Judul: Budayakan Bermasker di Era Pandemi
Sahabat siswa, ketika kita mengenakan masker berarti kita berdamai dengan kehidupan. Mengapa? Karena di era pendemi Corona, manusia tak saja dituntut mengubah cara hidup tapi juga hakekat hidup.
Secara metoforis, hakekat hidup adalah berjalan, melangkah dan menggapai tak hanya dengan tenaga, tapi juga dengan tawakal dan doa. Di masa ketika semua orang mencemaskan banyak hal, wabah penyakit, harapan-harapan patah, bukankah hidup adalah tentang berjalan,
menghindar segala rintang atau mengalahkannya dengan segala daya.
Selagi hidup, yang kita perlukan adalah bijak menaru kekhawatiran sebagai hal biasa, karena sejak lahir, musuh utama manusia sesungguhnya ketakutan, dan hal terburuk ketika kita takluk olehnya.
Sahabat siswa, sejak awal tahun 2020 ketika virus Corona mewabah, umat manusia di seluruh penjuru bumi kembali diserbu peradaban masker. Pandemi ini memaksa setiap orang tampil dengan gaya hidup baru yaitu gaya hidup bermasker. Tak ada lagi paras elok yang lepas bebas. Kecantikan dan ketampan kini tersembunyi di balik masker.
Masker sudah menjadi semacam “kebutuhan pokok”. Masker dibutuhkan oleh siapa saja, di mana saja. Masker tidak hanya digunakan oleh mereka yang melakukan aktifitas outdoor, tapi juga digunakan oleh mereka yang melakukan aktifitas indoor.
Masker kini tak sekadar gimik, tapi sebuah realitas tak tertolak. Dan, memaksa setiap orang di abad 21 tampil dengan gaya hidup yang baru yaitu gaya hidup di bumi bermasker.
Apabila engkau pernah melihat lukisan karya Michel Serre tentang wajah berlilitkan kain, Itulah bukti sejarah dari era Renaissance Eropa abad ke-16. Lukisan itu merekam kota Marseille, Prancis, yang menjadi pusat wabah pes bubo pada tahun 1720. Orang-orang terpaksa mengenakan kain di sekitar mulut dan hidung sebagaimana masker, sebagai cara menghindar tertular wabah Pes.
Sejak wabah Flu Spanyol di tahun 1918 melanda Amerika Serikat, masker telah dikenakan kalangan ilmuwan dan masyarakat. Perusahaan di seluruh dunia meningkatkan produksi masker untuk membantu mengurangi penyebaran flu.
Saat SARS mewabah pada 2002-2004, banyak orang Tiongkok yang mengenakan masker. Benda penyaring tersebut kian populer di masyarakat seiring memburuknya kualitas udara di kota-kota besar.

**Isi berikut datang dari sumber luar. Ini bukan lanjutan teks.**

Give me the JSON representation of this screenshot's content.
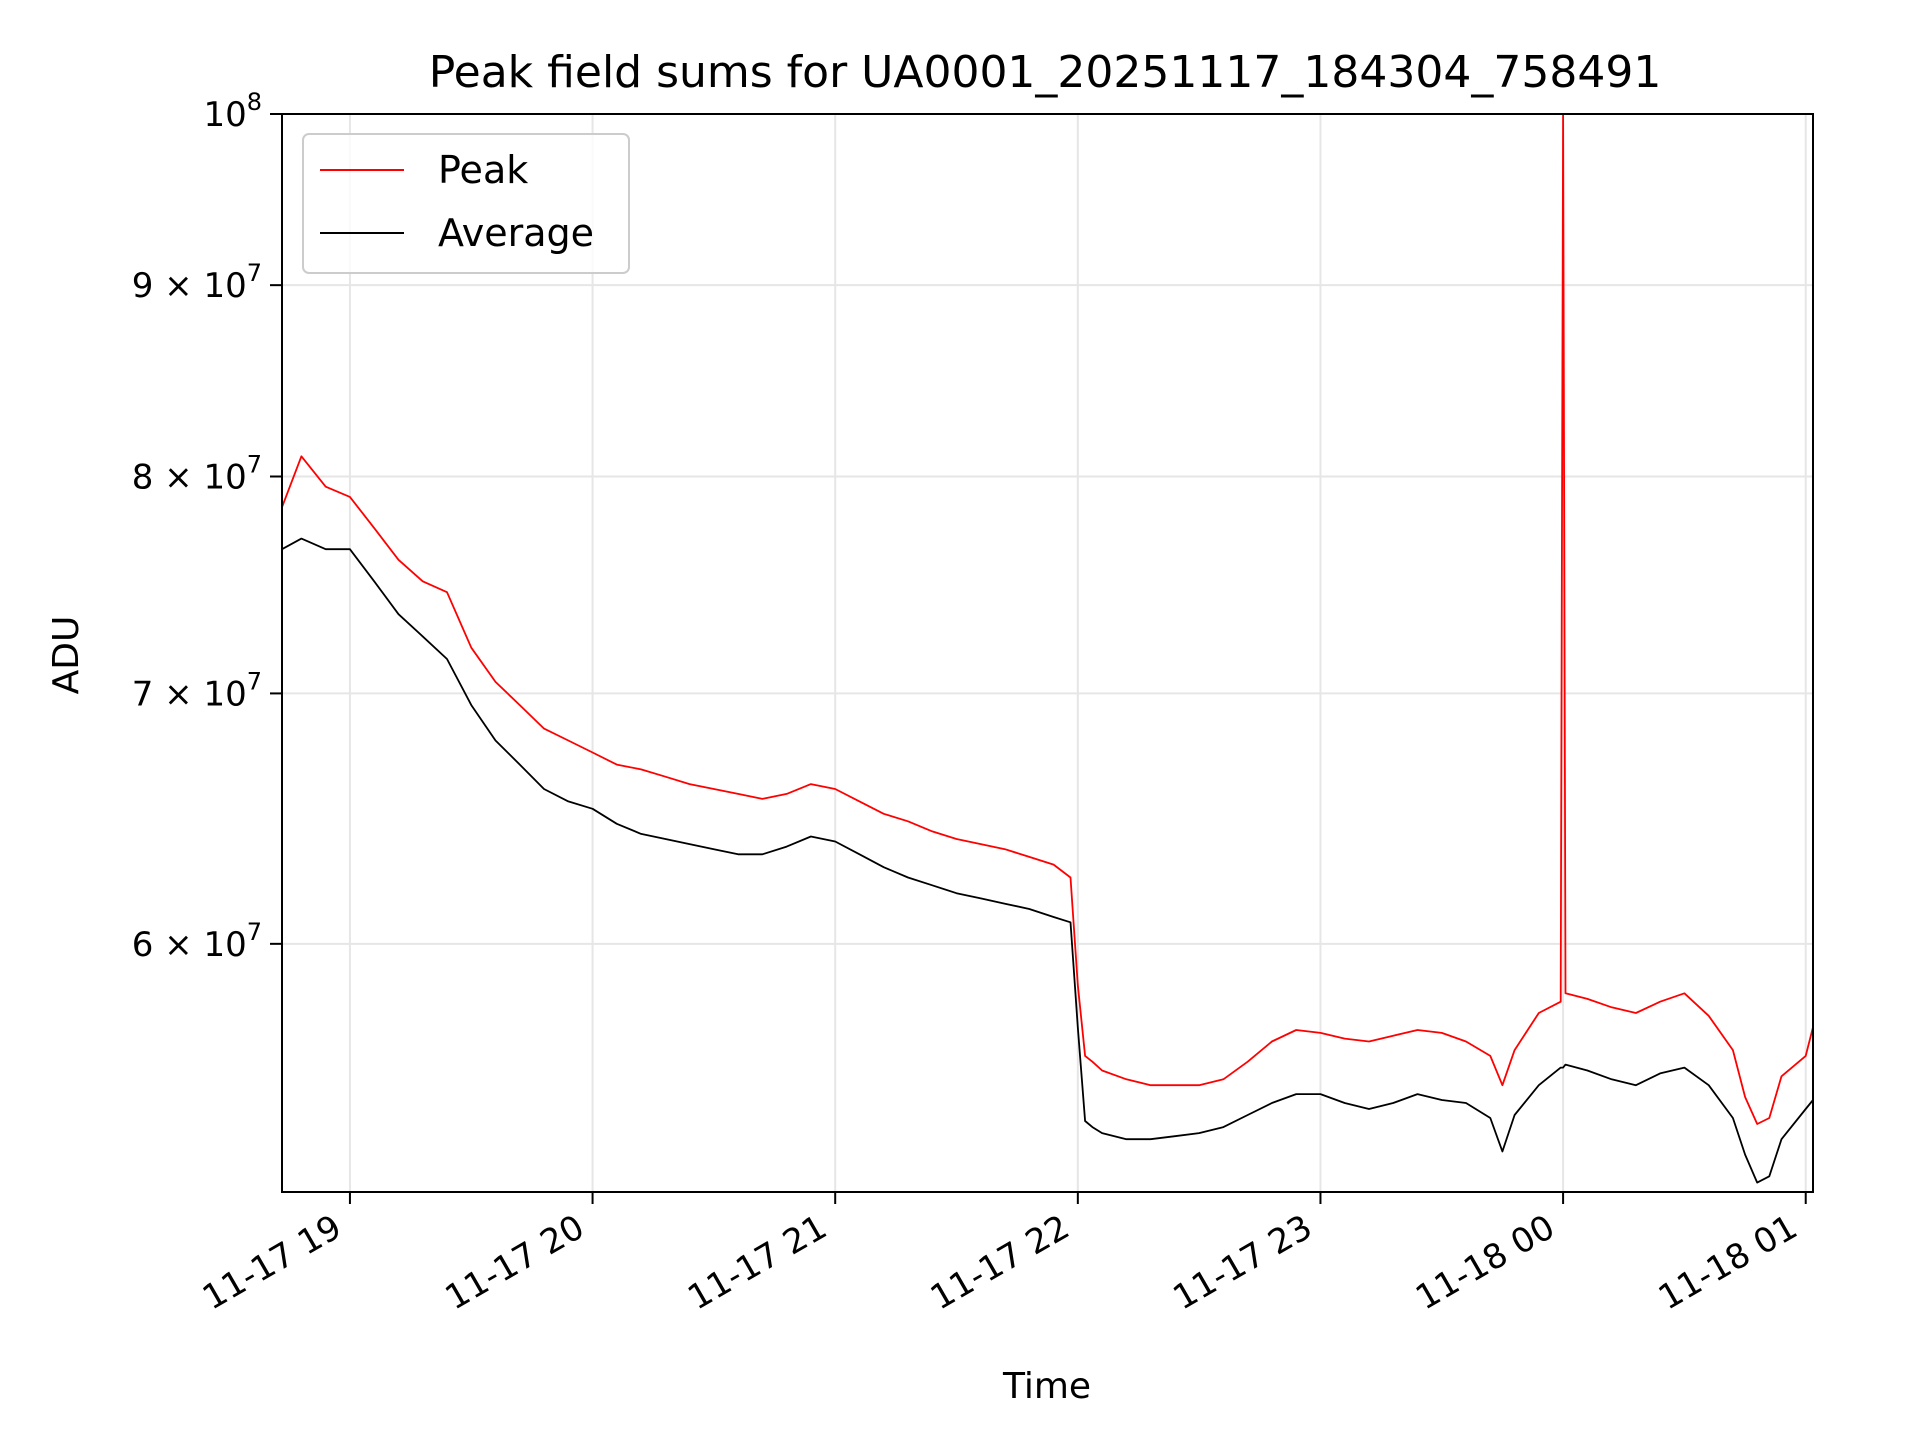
{
  "chart_data": {
    "type": "line",
    "title": "Peak field sums for UA0001_20251117_184304_758491",
    "xlabel": "Time",
    "ylabel": "ADU",
    "yscale": "log",
    "ylim": [
      51500000,
      100000000
    ],
    "xlim_hours": [
      18.72,
      25.03
    ],
    "grid": true,
    "legend_position": "upper left",
    "x_ticks": [
      {
        "hour": 19,
        "label": "11-17 19"
      },
      {
        "hour": 20,
        "label": "11-17 20"
      },
      {
        "hour": 21,
        "label": "11-17 21"
      },
      {
        "hour": 22,
        "label": "11-17 22"
      },
      {
        "hour": 23,
        "label": "11-17 23"
      },
      {
        "hour": 24,
        "label": "11-18 00"
      },
      {
        "hour": 25,
        "label": "11-18 01"
      }
    ],
    "y_ticks": [
      {
        "value": 60000000,
        "mantissa": "6",
        "times": "×",
        "base": "10",
        "exp": "7"
      },
      {
        "value": 70000000,
        "mantissa": "7",
        "times": "×",
        "base": "10",
        "exp": "7"
      },
      {
        "value": 80000000,
        "mantissa": "8",
        "times": "×",
        "base": "10",
        "exp": "7"
      },
      {
        "value": 90000000,
        "mantissa": "9",
        "times": "×",
        "base": "10",
        "exp": "7"
      },
      {
        "value": 100000000,
        "mantissa": "",
        "times": "",
        "base": "10",
        "exp": "8"
      }
    ],
    "series": [
      {
        "name": "Peak",
        "color": "#ff0000",
        "hours": [
          18.72,
          18.8,
          18.9,
          19.0,
          19.1,
          19.2,
          19.3,
          19.4,
          19.5,
          19.6,
          19.7,
          19.8,
          19.9,
          20.0,
          20.1,
          20.2,
          20.3,
          20.4,
          20.5,
          20.6,
          20.7,
          20.8,
          20.9,
          21.0,
          21.1,
          21.2,
          21.3,
          21.4,
          21.5,
          21.6,
          21.7,
          21.8,
          21.9,
          21.97,
          22.0,
          22.03,
          22.06,
          22.1,
          22.2,
          22.3,
          22.4,
          22.5,
          22.6,
          22.7,
          22.8,
          22.9,
          23.0,
          23.1,
          23.2,
          23.3,
          23.4,
          23.5,
          23.6,
          23.7,
          23.75,
          23.8,
          23.9,
          23.99,
          24.0,
          24.01,
          24.1,
          24.2,
          24.3,
          24.4,
          24.5,
          24.6,
          24.7,
          24.75,
          24.8,
          24.85,
          24.9,
          25.0,
          25.03
        ],
        "values": [
          78500000,
          81000000,
          79500000,
          79000000,
          77500000,
          76000000,
          75000000,
          74500000,
          72000000,
          70500000,
          69500000,
          68500000,
          68000000,
          67500000,
          67000000,
          66800000,
          66500000,
          66200000,
          66000000,
          65800000,
          65600000,
          65800000,
          66200000,
          66000000,
          65500000,
          65000000,
          64700000,
          64300000,
          64000000,
          63800000,
          63600000,
          63300000,
          63000000,
          62500000,
          58500000,
          56000000,
          55800000,
          55500000,
          55200000,
          55000000,
          55000000,
          55000000,
          55200000,
          55800000,
          56500000,
          56900000,
          56800000,
          56600000,
          56500000,
          56700000,
          56900000,
          56800000,
          56500000,
          56000000,
          55000000,
          56200000,
          57500000,
          57900000,
          100000000,
          58200000,
          58000000,
          57700000,
          57500000,
          57900000,
          58200000,
          57400000,
          56200000,
          54600000,
          53700000,
          53900000,
          55300000,
          56000000,
          57000000
        ]
      },
      {
        "name": "Average",
        "color": "#000000",
        "hours": [
          18.72,
          18.8,
          18.9,
          19.0,
          19.1,
          19.2,
          19.3,
          19.4,
          19.5,
          19.6,
          19.7,
          19.8,
          19.9,
          20.0,
          20.1,
          20.2,
          20.3,
          20.4,
          20.5,
          20.6,
          20.7,
          20.8,
          20.9,
          21.0,
          21.1,
          21.2,
          21.3,
          21.4,
          21.5,
          21.6,
          21.7,
          21.8,
          21.9,
          21.97,
          22.0,
          22.03,
          22.06,
          22.1,
          22.2,
          22.3,
          22.4,
          22.5,
          22.6,
          22.7,
          22.8,
          22.9,
          23.0,
          23.1,
          23.2,
          23.3,
          23.4,
          23.5,
          23.6,
          23.7,
          23.75,
          23.8,
          23.9,
          23.99,
          24.0,
          24.01,
          24.1,
          24.2,
          24.3,
          24.4,
          24.5,
          24.6,
          24.7,
          24.75,
          24.8,
          24.85,
          24.9,
          25.0,
          25.03
        ],
        "values": [
          76500000,
          77000000,
          76500000,
          76500000,
          75000000,
          73500000,
          72500000,
          71500000,
          69500000,
          68000000,
          67000000,
          66000000,
          65500000,
          65200000,
          64600000,
          64200000,
          64000000,
          63800000,
          63600000,
          63400000,
          63400000,
          63700000,
          64100000,
          63900000,
          63400000,
          62900000,
          62500000,
          62200000,
          61900000,
          61700000,
          61500000,
          61300000,
          61000000,
          60800000,
          57000000,
          53800000,
          53600000,
          53400000,
          53200000,
          53200000,
          53300000,
          53400000,
          53600000,
          54000000,
          54400000,
          54700000,
          54700000,
          54400000,
          54200000,
          54400000,
          54700000,
          54500000,
          54400000,
          53900000,
          52800000,
          54000000,
          55000000,
          55600000,
          55600000,
          55700000,
          55500000,
          55200000,
          55000000,
          55400000,
          55600000,
          55000000,
          53900000,
          52700000,
          51800000,
          52000000,
          53200000,
          54200000,
          54500000
        ]
      }
    ]
  }
}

Sahabat siswa, dulu sebelum terjadi pandemi Covid-19 mungkin akan terlihat aneh jika dalam melakukan berbagai aktifitas orang-orang menggunakan masker. Tapi kini sebaliknya. Justeru akan terlihat aneh jika ada orang yang tidak menggunakan masker dalam melakukan aktifitas.
Di kantor-kantor, di tempat belanja, di jalan-jalan, dan dimana pun melakukan atifitas, sekarang semua orang wajib menggunakan masker. Terlepas dari apakah mereka menggunakan masker itu dengan kesadaran sendiri atau “terpaksa” karena ada aturan yang mengharuskan orang menggunakan masker.
Pandemi Covid-19 memang telah mengubah banyak hal dari kehidupan normal manusia. Mulai dari kebiasaan melakukan komunikasi, kebiasaan berinteraksi, kebiasaan dalam memelihara kesehatan, termasuk dalam kebiasaan menggunakan masker.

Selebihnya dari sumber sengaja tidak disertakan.